The adoption agency suggested that I write you a letter. And while I know I’m supposed to keep this brief, I just can’t. I have so many things to share with you. Did you ever have a friend who you only saw every now and then but you loved each other so much that time and distance didn’t matter? And that when you finally did see that friend you had a laundry list of things to share with her? That’s exactly how I feel right now.

Mom, I’m really happy. I graduated from college. I have a pretty fun career. I lived in New York City for close to ten years. I have a sister who is my best friend. I have two psychotic dogs. Mom, I’m married. He makes me smile and laugh every day. When I annoy him he says my name three times in a row. And when he knows I’m thinking about you he just holds my hand and lets me get lost in thought.

Mom, if you ever think of me, you should know that I forgive you. Maybe you’re not looking for forgiveness, but still… I forgive you.

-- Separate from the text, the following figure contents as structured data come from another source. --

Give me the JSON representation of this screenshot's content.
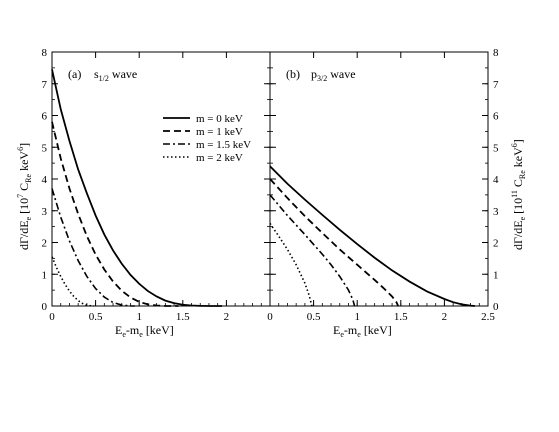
{
  "chart_data": [
    {
      "type": "line",
      "panel_label": "(a)",
      "title_main": "s",
      "title_sub": "1/2",
      "title_tail": " wave",
      "xlabel_main": "E",
      "xlabel_sub1": "e",
      "xlabel_mid": "-m",
      "xlabel_sub2": "e",
      "xlabel_tail": " [keV]",
      "ylabel_pre": "dΓ/dE",
      "ylabel_sub1": "e",
      "ylabel_mid": " [10",
      "ylabel_sup1": "7",
      "ylabel_mid2": " C",
      "ylabel_sub2": "Re",
      "ylabel_mid3": " keV",
      "ylabel_sup2": "6",
      "ylabel_end": "]",
      "xlim": [
        0,
        2.5
      ],
      "ylim": [
        0,
        8
      ],
      "xticks": [
        0,
        0.5,
        1,
        1.5,
        2
      ],
      "xticklabels": [
        "0",
        "0.5",
        "1",
        "1.5",
        "2"
      ],
      "yticks": [
        0,
        1,
        2,
        3,
        4,
        5,
        6,
        7,
        8
      ],
      "yticklabels": [
        "0",
        "1",
        "2",
        "3",
        "4",
        "5",
        "6",
        "7",
        "8"
      ],
      "legend_position": "top-right",
      "series": [
        {
          "name": "m = 0 keV",
          "style": "solid",
          "x": [
            0,
            0.1,
            0.2,
            0.3,
            0.4,
            0.5,
            0.6,
            0.7,
            0.8,
            0.9,
            1.0,
            1.1,
            1.2,
            1.3,
            1.4,
            1.5,
            1.6,
            1.7,
            1.8,
            1.9,
            1.95
          ],
          "y": [
            7.45,
            6.2,
            5.2,
            4.3,
            3.55,
            2.85,
            2.25,
            1.75,
            1.33,
            0.98,
            0.7,
            0.47,
            0.3,
            0.17,
            0.09,
            0.04,
            0.015,
            0.005,
            0.001,
            0.0,
            0.0
          ]
        },
        {
          "name": "m = 1 keV",
          "style": "dashed",
          "x": [
            0,
            0.1,
            0.2,
            0.3,
            0.4,
            0.5,
            0.6,
            0.7,
            0.8,
            0.9,
            1.0,
            1.1,
            1.2,
            1.3,
            1.4,
            1.45
          ],
          "y": [
            5.8,
            4.65,
            3.7,
            2.9,
            2.2,
            1.62,
            1.15,
            0.77,
            0.48,
            0.27,
            0.13,
            0.05,
            0.015,
            0.002,
            0.0,
            0.0
          ]
        },
        {
          "name": "m = 1.5 keV",
          "style": "dash-dot",
          "x": [
            0,
            0.1,
            0.2,
            0.3,
            0.4,
            0.5,
            0.6,
            0.7,
            0.8,
            0.9,
            0.95
          ],
          "y": [
            3.7,
            2.8,
            2.05,
            1.43,
            0.93,
            0.55,
            0.28,
            0.11,
            0.03,
            0.002,
            0.0
          ]
        },
        {
          "name": "m = 2 keV",
          "style": "dotted",
          "x": [
            0,
            0.05,
            0.1,
            0.15,
            0.2,
            0.25,
            0.3,
            0.35,
            0.4,
            0.45,
            0.48
          ],
          "y": [
            1.55,
            1.22,
            0.93,
            0.68,
            0.47,
            0.3,
            0.17,
            0.08,
            0.025,
            0.003,
            0.0
          ]
        }
      ]
    },
    {
      "type": "line",
      "panel_label": "(b)",
      "title_main": "p",
      "title_sub": "3/2",
      "title_tail": " wave",
      "xlabel_main": "E",
      "xlabel_sub1": "e",
      "xlabel_mid": "-m",
      "xlabel_sub2": "e",
      "xlabel_tail": " [keV]",
      "ylabel_pre": "dΓ/dE",
      "ylabel_sub1": "e",
      "ylabel_mid": " [10",
      "ylabel_sup1": "11",
      "ylabel_mid2": " C",
      "ylabel_sub2": "Re",
      "ylabel_mid3": " keV",
      "ylabel_sup2": "6",
      "ylabel_end": "]",
      "xlim": [
        0,
        2.5
      ],
      "ylim": [
        0,
        8
      ],
      "xticks": [
        0,
        0.5,
        1,
        1.5,
        2,
        2.5
      ],
      "xticklabels": [
        "0",
        "0.5",
        "1",
        "1.5",
        "2",
        "2.5"
      ],
      "yticks": [
        0,
        1,
        2,
        3,
        4,
        5,
        6,
        7,
        8
      ],
      "yticklabels": [
        "0",
        "1",
        "2",
        "3",
        "4",
        "5",
        "6",
        "7",
        "8"
      ],
      "series": [
        {
          "name": "m = 0 keV",
          "style": "solid",
          "x": [
            0,
            0.2,
            0.4,
            0.6,
            0.8,
            1.0,
            1.2,
            1.4,
            1.6,
            1.8,
            2.0,
            2.1,
            2.2,
            2.3,
            2.35
          ],
          "y": [
            4.4,
            3.85,
            3.35,
            2.87,
            2.4,
            1.95,
            1.52,
            1.12,
            0.77,
            0.46,
            0.22,
            0.12,
            0.05,
            0.01,
            0.0
          ]
        },
        {
          "name": "m = 1 keV",
          "style": "dashed",
          "x": [
            0,
            0.2,
            0.4,
            0.6,
            0.8,
            1.0,
            1.2,
            1.3,
            1.4,
            1.45,
            1.47
          ],
          "y": [
            4.0,
            3.4,
            2.83,
            2.3,
            1.78,
            1.3,
            0.82,
            0.57,
            0.3,
            0.12,
            0.0
          ]
        },
        {
          "name": "m = 1.5 keV",
          "style": "dash-dot",
          "x": [
            0,
            0.2,
            0.4,
            0.6,
            0.7,
            0.8,
            0.9,
            0.95,
            0.97
          ],
          "y": [
            3.5,
            2.85,
            2.25,
            1.63,
            1.3,
            0.93,
            0.5,
            0.2,
            0.0
          ]
        },
        {
          "name": "m = 2 keV",
          "style": "dotted",
          "x": [
            0,
            0.1,
            0.2,
            0.3,
            0.4,
            0.45,
            0.48
          ],
          "y": [
            2.6,
            2.2,
            1.78,
            1.3,
            0.72,
            0.33,
            0.0
          ]
        }
      ]
    }
  ]
}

The adoption agency that suggested I write you a letter could only answer a few questions for me. For example, I know now that you and my father were 23 when I was born. I know now that you were students at the same university. I know now, after 28 years of wondering, that I was born in the morning. That I was born as K88-576, and that my social worker assigned me the name Kim Hee Yung, and that I liked to drink barley tea as a baby and I “smiled spontaneously” in my sleep.

Mom, if you ever think of me, you should know that I forgive you. Maybe you’re not looking for forgiveness, but still… I forgive you.